Why we don’t like standardized tests
April 11, 2022
As we are approaching the peak of our high school years, concerns about colleges, grades, and test scores are brewing in many students’ minds. The time to culminate all of our knowledge and all of our hard work and establish ourselves as “smart” is on the horizon. But what happens when the test doesn’t go as we intended and we are branded as “dumb”?

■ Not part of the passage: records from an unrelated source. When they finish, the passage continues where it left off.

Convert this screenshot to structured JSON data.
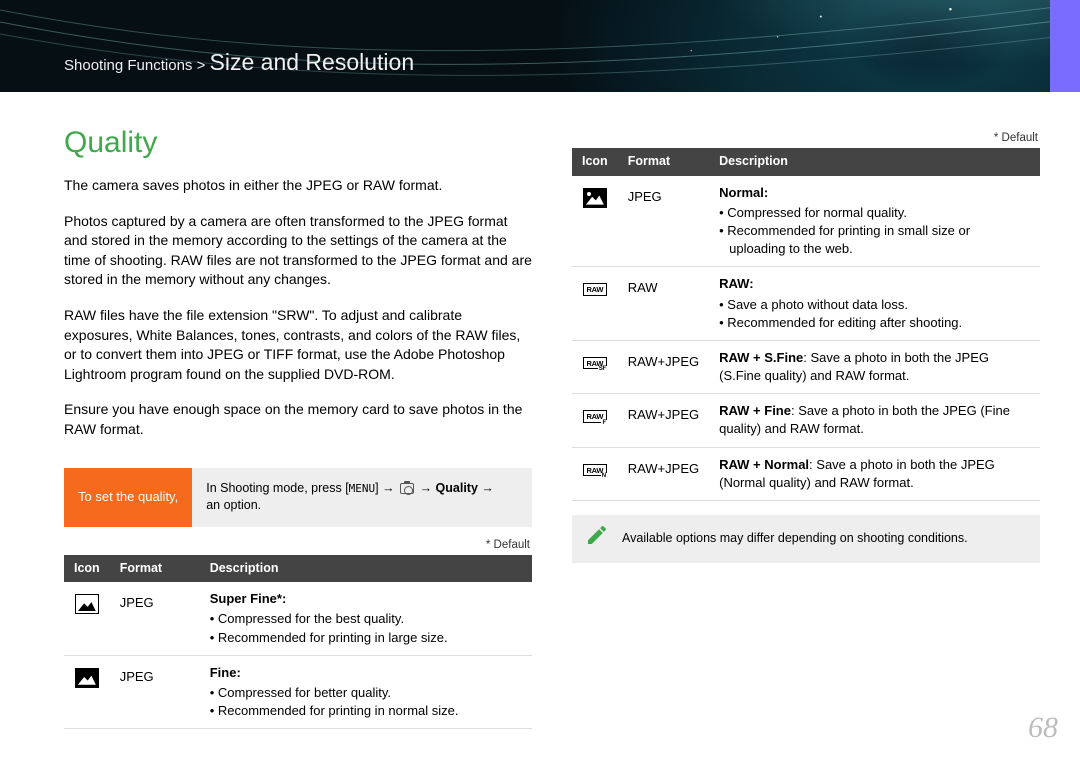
{
  "breadcrumb": {
    "parent": "Shooting Functions",
    "sep": ">",
    "current": "Size and Resolution"
  },
  "section_title": "Quality",
  "paragraphs": {
    "p1": "The camera saves photos in either the JPEG or RAW format.",
    "p2": "Photos captured by a camera are often transformed to the JPEG format and stored in the memory according to the settings of the camera at the time of shooting. RAW files are not transformed to the JPEG format and are stored in the memory without any changes.",
    "p3": "RAW files have the file extension \"SRW\". To adjust and calibrate exposures, White Balances, tones, contrasts, and colors of the RAW files, or to convert them into JPEG or TIFF format, use the Adobe Photoshop Lightroom program found on the supplied DVD-ROM.",
    "p4": "Ensure you have enough space on the memory card to save photos in the RAW format."
  },
  "set_box": {
    "label": "To set the quality,",
    "instr_prefix": "In Shooting mode, press [",
    "instr_menu": "MENU",
    "instr_mid1": "] → ",
    "instr_mid2": " → ",
    "instr_bold": "Quality",
    "instr_mid3": " → ",
    "instr_suffix": "an option."
  },
  "default_label": "* Default",
  "table_headers": {
    "icon": "Icon",
    "format": "Format",
    "desc": "Description"
  },
  "rows_left": [
    {
      "format": "JPEG",
      "title": "Super Fine*",
      "bullets": [
        "Compressed for the best quality.",
        "Recommended for printing in large size."
      ]
    },
    {
      "format": "JPEG",
      "title": "Fine",
      "bullets": [
        "Compressed for better quality.",
        "Recommended for printing in normal size."
      ]
    }
  ],
  "rows_right": [
    {
      "format": "JPEG",
      "title": "Normal",
      "bullets": [
        "Compressed for normal quality.",
        "Recommended for printing in small size or uploading to the web."
      ]
    },
    {
      "format": "RAW",
      "title": "RAW",
      "bullets": [
        "Save a photo without data loss.",
        "Recommended for editing after shooting."
      ]
    },
    {
      "format": "RAW+JPEG",
      "inline_title": "RAW + S.Fine",
      "inline_body": ": Save a photo in both the JPEG (S.Fine quality) and RAW format."
    },
    {
      "format": "RAW+JPEG",
      "inline_title": "RAW + Fine",
      "inline_body": ": Save a photo in both the JPEG (Fine quality) and RAW format."
    },
    {
      "format": "RAW+JPEG",
      "inline_title": "RAW + Normal",
      "inline_body": ": Save a photo in both the JPEG (Normal quality) and RAW format."
    }
  ],
  "note_text": "Available options may differ depending on shooting conditions.",
  "page_number": "68"
}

The pressure that society puts on performing well on standardized tests is exhausting, as we all know. It involves reading dense textbooks, then traveling to far away high schools- often during the weekends that are meant for a student’s personal time. This is injurious for students because it diminishes their time, hobbies, and personal interests for the sake of one purpose: studying. It’s healthy and necessary to have a personal life outside of school where people can enjoy unique interests and hobbies that are not academic or relevant to school. Without these, students are stripped of any personal identity and their worth is accumulated into a number; the score they receive on a standardized test.
Furthermore, when people don’t do well on a test they have spent months preparing for and nights losing sleep over, they become not only frustrated, but insecure in their abilities. Taking standardized tests is a skill like gardening, or sewing. Some people naturally excel in it, others don’t.
Essentially, these tests condense the immense power of the human mind into memorizing extensive mathematical algorithms or pretentious words to later whip out in timed essays. According to the Duke Youth Voice from Duke University’s young writer’s camp, standardized testing “is dehumanizing and ineffective at its core, rewarding students who are good test takers and penalizing those who think creatively and critically, or who think differently than the test producers. Even open-ended response questions, which at first glance seem as if they involve greater amounts of individual thinking and creativity, are often graded by machines only looking for the correct format, grammar, and information.” So why are we, as a society, punishing students for not being blessed with these stale abilities and applauding those who, by a mere chance, are blessed with them?
Additionally, people from wealthier neighborhoods will have a large advantage in performing well on standardized tests through greater resources such as school counselors, additional college counselors, better textbooks, and the opportunity to take the test more than once, unlike students of lower social classes. Moreover, wealthier students are more likely to have parents who received higher education, and thus have experience taking a standardized test. According to the Washington Post, “A student with a parent with a graduate degree, for example, on average scores 300 points higher on their SATs compared to a student with a parent with only a high school degree.” A parent can help their student study if they have taken a standardized test, discuss what’s on the test, and pay for tutors to get their child ahead. This creates an impassable barrier between people who are fortunate enough to afford these assets and people who aren’t. Not to mention, the people who are able to pay for other students to impersonate them and take the test for them. Though this is an extreme example it is still accessible for typically wealthier people and not an option for the majority of students taking standardized tests.
We, as students, may be proud or dissatisfied with our scores, but ultimately we still have to trudge through this obligatory cause. And though society puts an emphasis on scores, grades, and triumphs; there is much more to the human mind than a number out of 36, and luckily; we have plenty of time to discover it.